Outro ponto que se distancia do colapso total é a importância do setor imobiliário para a economia chinesa, que representa aproximadamente 25% do setor. Ou seja, não é tarefa simples para o governo ignorar a situação da incorporadora, o que, aí sim, levaria a um “momento Lehman”, conforme salientou Arthur Kroeber, sócio e fundador da Gavekal Dragonomics.
Para o professor Roberto Dumas Damas, da Insper, o caso Evergrande se afasta do caso Lehman na medida em que se acredita que o governo certamente atuará para evitar uma quebra da incorporadora, que emprega mais de 200 mil trabalhadores diretos e 3,8 milhões de indiretos por ano durante a fase dos projetos, com mais de 1.300 empreendimentos ainda não entregues, principalmente em cidades de baixa renda.

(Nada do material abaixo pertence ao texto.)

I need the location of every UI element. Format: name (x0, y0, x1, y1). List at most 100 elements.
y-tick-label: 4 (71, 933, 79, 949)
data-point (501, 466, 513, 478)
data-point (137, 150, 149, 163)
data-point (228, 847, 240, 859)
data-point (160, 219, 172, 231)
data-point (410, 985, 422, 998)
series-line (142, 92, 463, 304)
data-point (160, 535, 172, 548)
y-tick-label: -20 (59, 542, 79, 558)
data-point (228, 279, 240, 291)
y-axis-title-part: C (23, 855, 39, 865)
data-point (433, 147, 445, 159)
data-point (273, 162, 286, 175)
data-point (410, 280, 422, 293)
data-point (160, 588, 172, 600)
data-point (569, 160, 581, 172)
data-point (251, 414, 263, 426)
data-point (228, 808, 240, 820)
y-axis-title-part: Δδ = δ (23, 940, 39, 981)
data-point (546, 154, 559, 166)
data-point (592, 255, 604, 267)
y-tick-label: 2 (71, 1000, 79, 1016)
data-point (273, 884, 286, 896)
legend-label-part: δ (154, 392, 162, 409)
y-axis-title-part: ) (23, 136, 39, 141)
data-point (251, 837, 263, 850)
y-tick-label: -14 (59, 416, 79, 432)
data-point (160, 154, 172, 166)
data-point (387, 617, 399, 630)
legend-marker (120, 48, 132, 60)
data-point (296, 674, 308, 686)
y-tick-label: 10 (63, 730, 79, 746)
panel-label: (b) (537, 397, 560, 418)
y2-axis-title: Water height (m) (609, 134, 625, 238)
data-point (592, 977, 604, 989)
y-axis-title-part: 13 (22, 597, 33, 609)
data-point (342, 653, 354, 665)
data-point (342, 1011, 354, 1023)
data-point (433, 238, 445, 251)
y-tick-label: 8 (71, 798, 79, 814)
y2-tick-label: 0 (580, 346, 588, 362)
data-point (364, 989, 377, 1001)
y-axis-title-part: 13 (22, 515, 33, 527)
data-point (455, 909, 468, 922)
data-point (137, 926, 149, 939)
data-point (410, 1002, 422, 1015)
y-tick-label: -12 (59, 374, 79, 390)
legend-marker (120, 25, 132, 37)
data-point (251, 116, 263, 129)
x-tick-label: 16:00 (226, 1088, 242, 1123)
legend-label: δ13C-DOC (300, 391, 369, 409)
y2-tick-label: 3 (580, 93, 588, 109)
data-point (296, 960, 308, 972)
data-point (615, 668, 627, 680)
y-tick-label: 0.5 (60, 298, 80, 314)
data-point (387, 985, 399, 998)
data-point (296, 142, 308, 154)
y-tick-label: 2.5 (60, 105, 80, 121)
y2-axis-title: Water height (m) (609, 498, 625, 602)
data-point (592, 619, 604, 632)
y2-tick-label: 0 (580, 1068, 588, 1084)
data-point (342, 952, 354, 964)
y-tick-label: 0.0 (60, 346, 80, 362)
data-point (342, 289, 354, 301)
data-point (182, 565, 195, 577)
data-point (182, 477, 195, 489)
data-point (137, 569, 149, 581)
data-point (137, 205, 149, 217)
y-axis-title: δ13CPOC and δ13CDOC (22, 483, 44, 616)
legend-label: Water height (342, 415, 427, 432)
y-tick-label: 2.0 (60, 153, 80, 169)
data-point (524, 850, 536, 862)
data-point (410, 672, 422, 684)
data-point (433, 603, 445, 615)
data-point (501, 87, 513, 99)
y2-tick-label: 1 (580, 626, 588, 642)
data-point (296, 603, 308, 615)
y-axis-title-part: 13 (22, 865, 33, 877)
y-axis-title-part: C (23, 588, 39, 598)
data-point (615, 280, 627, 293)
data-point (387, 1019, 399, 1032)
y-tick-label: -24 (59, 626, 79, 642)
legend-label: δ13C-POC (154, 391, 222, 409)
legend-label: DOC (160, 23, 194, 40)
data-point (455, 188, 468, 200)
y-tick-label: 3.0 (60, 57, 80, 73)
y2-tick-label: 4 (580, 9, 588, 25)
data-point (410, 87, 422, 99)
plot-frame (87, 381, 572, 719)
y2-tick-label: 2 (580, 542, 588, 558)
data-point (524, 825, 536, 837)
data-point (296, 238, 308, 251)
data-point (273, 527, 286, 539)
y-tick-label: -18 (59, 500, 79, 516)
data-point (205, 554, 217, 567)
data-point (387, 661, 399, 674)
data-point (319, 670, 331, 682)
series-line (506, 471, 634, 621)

Em outras palavras, a ruína desassistida da Evergrande é improvável pois representaria, com ela, uma ameaça profunda a um sistema que, por sua vez, tem capacidade de amortecer essa queda. Dumas, portanto, entende que esse sistema será preservado e que “algum custo será imposto a alguns players, mas longe de ser um problema semelhante ao da subprime de 2008”.
Passos recentes
Diante da alta pressão do mercado, a Evergrande anunciou hoje, dia 22, um acordo com um credor local para evitar o default. Em comunicado à Bolsa de Valores de Shenzhen, sua subsidiária Hengda afirmou ter negociado um plano para pagar um título com vencimento na quinta-feira, estimado em US$ 35,9 milhões, segundo a Bloomberg.
O breve alívio, porém, não supre a necessidade de que planos mais amplos de reestruturação sejam traçados. Somente assim a confiança se transformará em algo mais significativo para o mercado, conforme declarou à agência Bloomberg Gary Dugan, chefe executivo da Global CIO Office.